There are really two kinds of red flags: the ones we talk about in front of your significant other, and the ones we don’t. James has collected more we-say-it-to-his-face red flags than anyone I know, so much that Mitch taped tiny red flags to James’s Christmas stocking this year. Some of James’s red flags have been temporary (he lost a red flag when he got rid of his Delta 88), and all the rest are minor enough that we’re not afraid to tell him about them (which I’m sure he totally appreciates). Everybody has red flags, even me (I know, I know, you thought I was perfect). Of course, our good qualities are the green flags, but those aren’t nearly as fun to talk about.
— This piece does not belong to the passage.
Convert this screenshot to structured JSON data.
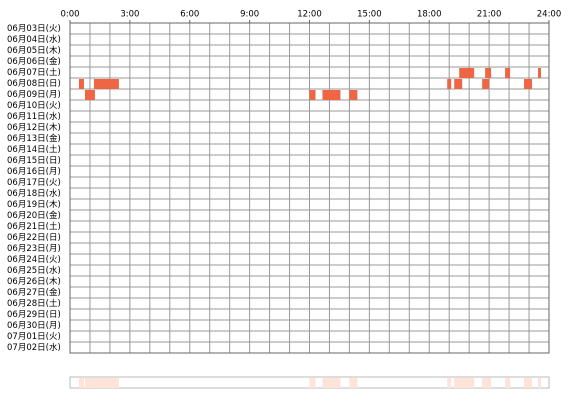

|They loved the red flags!|
I’m not saying you ARE fat…
My friends, this is not only a top-ten catchphrase, but one of my family’s favorite Christmas stories of all time. It was Christmas (year?), and every year, my mom made a photo calendar for her mother: my grandma Lorraine. I love Grandma Lorraine to pieces, but she is not afraid to let you know just what she thinks. Out of all her children, my mom lives the closest, so she bears the brunt of Grandma’s sass. Anyway, Grandma got this photo calendar for Christmas, and Mom had included a picture of her and her niece, Alana.
Grandma took one look at that picture and said, “Brenda, you look fat in this picture.” My mom’s jaw dropped. “MOM!” she said incredulously. Grandma countered with, “I’m not saying you ARE fat; you just LOOK fat!” Everyone (save for Mom and Grandma) proceeded to die of laughter. This particular gem – courtesy of Grandma Lorraine – has kept us entertained for years, especially if someone sets themselves up by asking how they look. Mom thinks it’s funny now, and we love nothing more than to retell this story at Christmastime. Some families read “Twas the Night Before Christmas” and others read about baby Jesus. We tell the story of how Mom isn’t fat; she just looks fat… and everyone is filled with Christmas spirit!